Veteran tournament angler and Devils Lake guide Johnnie Candle hums a similar tune.

“Over many years fishing tournaments and guiding I’ve discovered that sometimes black catches fish when other colors fail. It may seem strange, but even in stained water, black casts a better silhouette for visually feeding fish,” said Candle.

“The other thing is depth. Depending on how deep you’re fishing, light might not penetrate very well to where the fish are holding so black becomes a good bait color choice—again, because of its silhouette and pronounced profile in what little light is available.”

Candle said you’ll find a lot of bass anglers throwing black, but typically in color combinations with blue, purple, or junebug—as in black-and-blue jigs, worms, etc. But straight black is just starting to come into its own, especially in the realm of walleye fishing.

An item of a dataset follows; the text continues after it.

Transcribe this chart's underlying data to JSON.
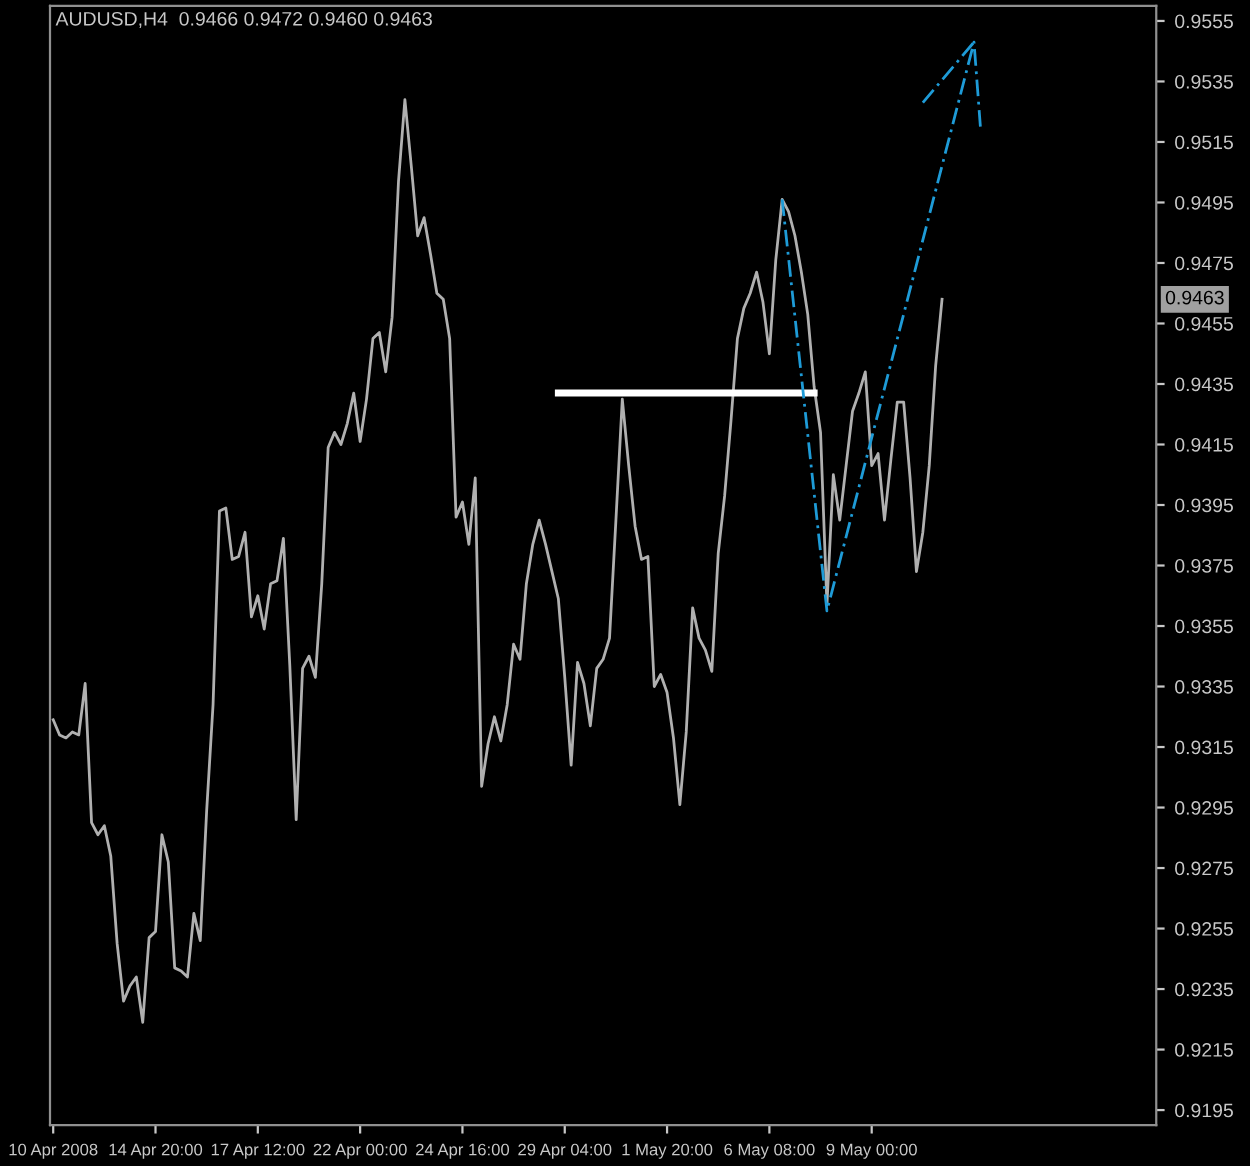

“I keep black baits on the ready, whether that means paddle tails, grubs, cranks, or jigs. There are definitely times when black performs, and other colors don’t. But every situation is different,” Candle said.

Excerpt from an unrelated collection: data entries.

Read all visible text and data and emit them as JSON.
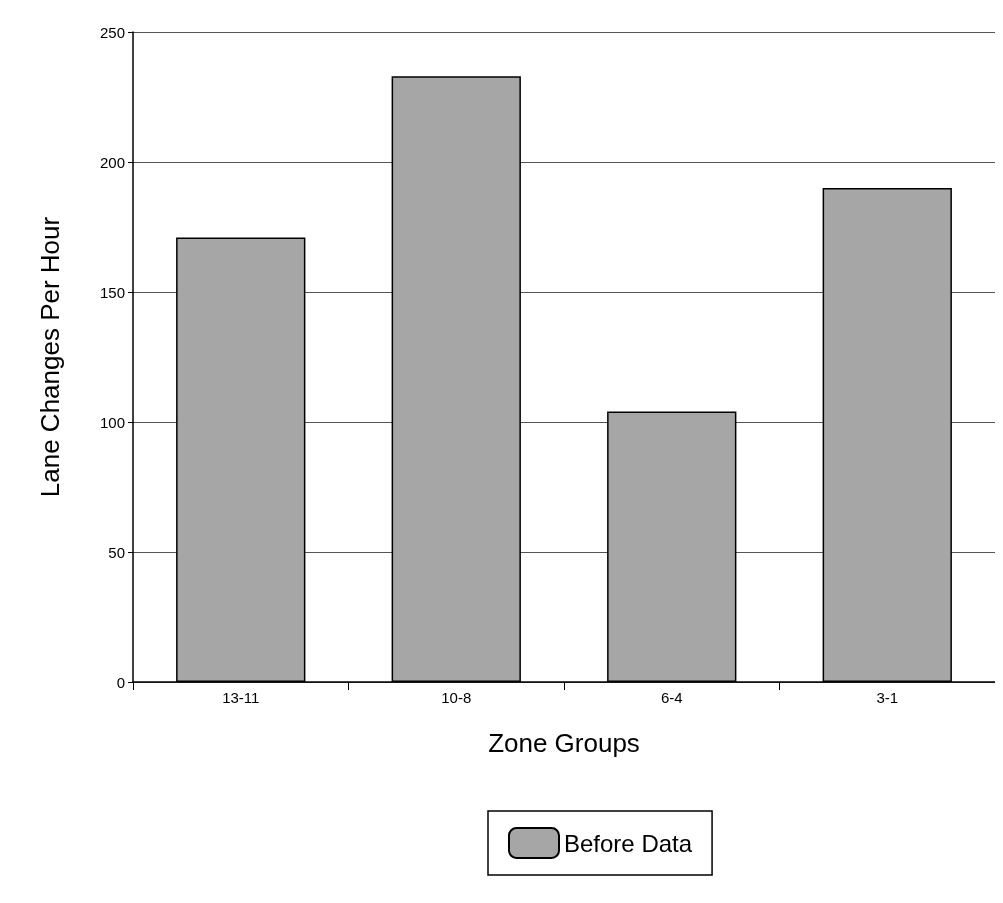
{
  "chart_data": {
    "type": "bar",
    "xlabel": "Zone Groups",
    "ylabel": "Lane Changes Per Hour",
    "categories": [
      "13-11",
      "10-8",
      "6-4",
      "3-1"
    ],
    "series": [
      {
        "name": "Before Data",
        "color": "#a6a6a6",
        "values": [
          171,
          233,
          104,
          190
        ]
      }
    ],
    "ylim": [
      0,
      250
    ],
    "yticks": [
      0,
      50,
      100,
      150,
      200,
      250
    ],
    "grid": "y",
    "legend": "bottom"
  }
}
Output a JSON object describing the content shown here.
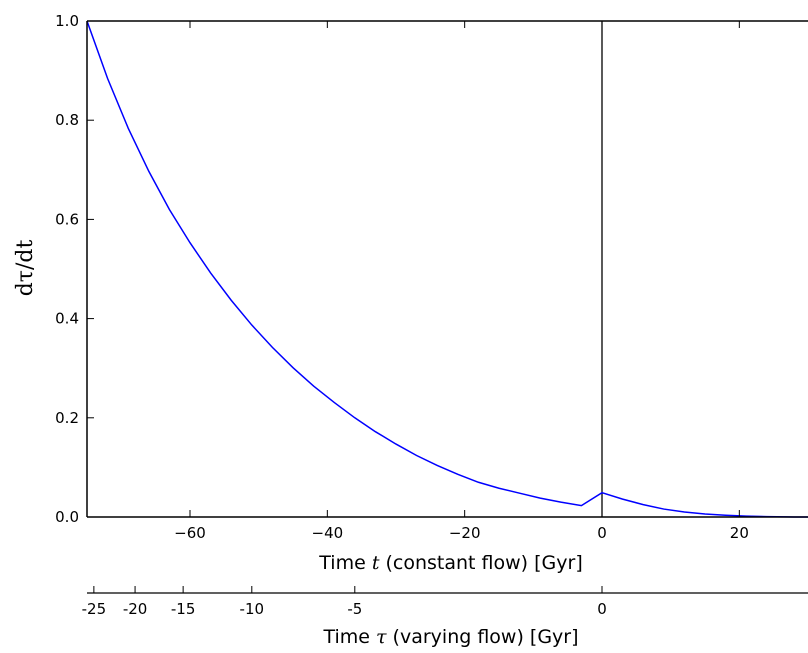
{
  "chart_data": {
    "type": "line",
    "xlabel_prefix": "Time ",
    "xlabel_symbol": "t",
    "xlabel_suffix": " (constant flow) [Gyr]",
    "ylabel": "dτ/dt",
    "xlim": [
      -75,
      30
    ],
    "ylim": [
      0.0,
      1.0
    ],
    "x_ticks": [
      -60,
      -40,
      -20,
      0,
      20
    ],
    "x_tick_labels": [
      "−60",
      "−40",
      "−20",
      "0",
      "20"
    ],
    "y_ticks": [
      0.0,
      0.2,
      0.4,
      0.6,
      0.8,
      1.0
    ],
    "y_tick_labels": [
      "0.0",
      "0.2",
      "0.4",
      "0.6",
      "0.8",
      "1.0"
    ],
    "vertical_line_x": 0,
    "line_color": "#0000ff",
    "series": [
      {
        "x": [
          -75,
          -72,
          -69,
          -66,
          -63,
          -60,
          -57,
          -54,
          -51,
          -48,
          -45,
          -42,
          -39,
          -36,
          -33,
          -30,
          -27,
          -24,
          -21,
          -18,
          -15,
          -12,
          -9,
          -6,
          -3,
          0,
          3,
          6,
          9,
          12,
          15,
          18,
          21,
          24,
          27,
          28,
          30
        ],
        "y": [
          1.0,
          0.884,
          0.784,
          0.697,
          0.62,
          0.553,
          0.492,
          0.437,
          0.387,
          0.342,
          0.301,
          0.264,
          0.231,
          0.2,
          0.172,
          0.147,
          0.124,
          0.104,
          0.086,
          0.07,
          0.058,
          0.048,
          0.038,
          0.03,
          0.023,
          0.049,
          0.036,
          0.025,
          0.016,
          0.01,
          0.006,
          0.0035,
          0.0018,
          0.0008,
          0.0002,
          0.0001,
          0.0
        ]
      }
    ],
    "secondary_axis": {
      "label_prefix": "Time ",
      "label_symbol": "τ",
      "label_suffix": " (varying flow) [Gyr]",
      "tick_labels": [
        "-25",
        "-20",
        "-15",
        "-10",
        "-5",
        "0"
      ],
      "tick_positions_t": [
        -74,
        -68,
        -61,
        -51,
        -36,
        0
      ]
    }
  }
}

The other thing? There is a forage connection. Walleyes and bass both eat bullheads (as Quinn noted above), willow-cats, leeches, dark minnows or young-of-the-year gamefish, and other black-colored critters—including insect hatches, which are largely overlooked by anglers.

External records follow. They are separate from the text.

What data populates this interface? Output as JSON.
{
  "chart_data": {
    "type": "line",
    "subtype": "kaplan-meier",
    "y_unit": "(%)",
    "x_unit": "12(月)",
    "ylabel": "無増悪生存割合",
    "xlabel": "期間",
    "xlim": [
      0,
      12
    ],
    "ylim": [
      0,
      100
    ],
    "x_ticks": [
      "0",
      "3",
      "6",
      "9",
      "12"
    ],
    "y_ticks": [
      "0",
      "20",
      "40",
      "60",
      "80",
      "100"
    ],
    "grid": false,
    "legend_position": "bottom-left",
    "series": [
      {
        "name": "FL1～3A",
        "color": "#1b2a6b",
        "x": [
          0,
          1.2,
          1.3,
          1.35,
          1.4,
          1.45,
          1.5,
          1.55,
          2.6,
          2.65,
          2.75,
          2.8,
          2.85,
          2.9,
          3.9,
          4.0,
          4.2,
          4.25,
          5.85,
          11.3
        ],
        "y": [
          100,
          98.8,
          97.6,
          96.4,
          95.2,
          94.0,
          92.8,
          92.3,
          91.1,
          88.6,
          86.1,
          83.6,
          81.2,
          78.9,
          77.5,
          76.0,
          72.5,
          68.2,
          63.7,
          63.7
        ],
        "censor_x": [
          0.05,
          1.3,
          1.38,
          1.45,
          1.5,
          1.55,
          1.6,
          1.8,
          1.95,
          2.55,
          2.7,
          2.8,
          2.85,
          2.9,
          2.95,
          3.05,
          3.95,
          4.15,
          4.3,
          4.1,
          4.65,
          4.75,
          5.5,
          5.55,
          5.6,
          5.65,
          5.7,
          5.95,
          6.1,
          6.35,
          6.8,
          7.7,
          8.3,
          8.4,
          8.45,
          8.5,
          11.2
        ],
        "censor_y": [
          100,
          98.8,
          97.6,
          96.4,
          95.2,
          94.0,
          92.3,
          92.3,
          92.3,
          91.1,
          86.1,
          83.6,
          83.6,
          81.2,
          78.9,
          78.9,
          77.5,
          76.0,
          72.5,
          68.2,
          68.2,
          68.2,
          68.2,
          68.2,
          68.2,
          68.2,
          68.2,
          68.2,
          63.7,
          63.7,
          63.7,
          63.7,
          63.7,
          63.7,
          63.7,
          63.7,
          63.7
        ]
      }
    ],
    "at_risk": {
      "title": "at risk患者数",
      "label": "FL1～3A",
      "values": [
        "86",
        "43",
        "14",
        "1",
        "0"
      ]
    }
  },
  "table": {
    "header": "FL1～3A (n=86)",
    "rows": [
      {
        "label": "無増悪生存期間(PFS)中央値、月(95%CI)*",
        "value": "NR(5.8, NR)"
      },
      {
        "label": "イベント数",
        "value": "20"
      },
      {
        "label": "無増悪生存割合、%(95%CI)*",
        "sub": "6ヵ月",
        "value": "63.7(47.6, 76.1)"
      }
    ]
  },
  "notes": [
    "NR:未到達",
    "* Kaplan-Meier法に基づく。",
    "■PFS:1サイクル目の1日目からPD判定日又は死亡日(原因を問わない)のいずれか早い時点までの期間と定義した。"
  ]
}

“When we get bug hatches out here at Devils Lake, North Dakota, the stuff that floats to the water’s surface is black, whether that’s dragonfly larvae or actual dragonflies and any of the other bug hatches we experience throughout the season. When I clean clients’ walleyes at the end of the day sometimes the stomachs are literally swollen with these bugs so they’re definitely keying into these black critters as a food source,” Candle said.

Parting Words

Have a Crayola box of different-colored baits in your boat? Do yourself a favor and pick out the black ones and put ‘em in a separate box and spend some time fishing them this season. You might just be surprised at the results.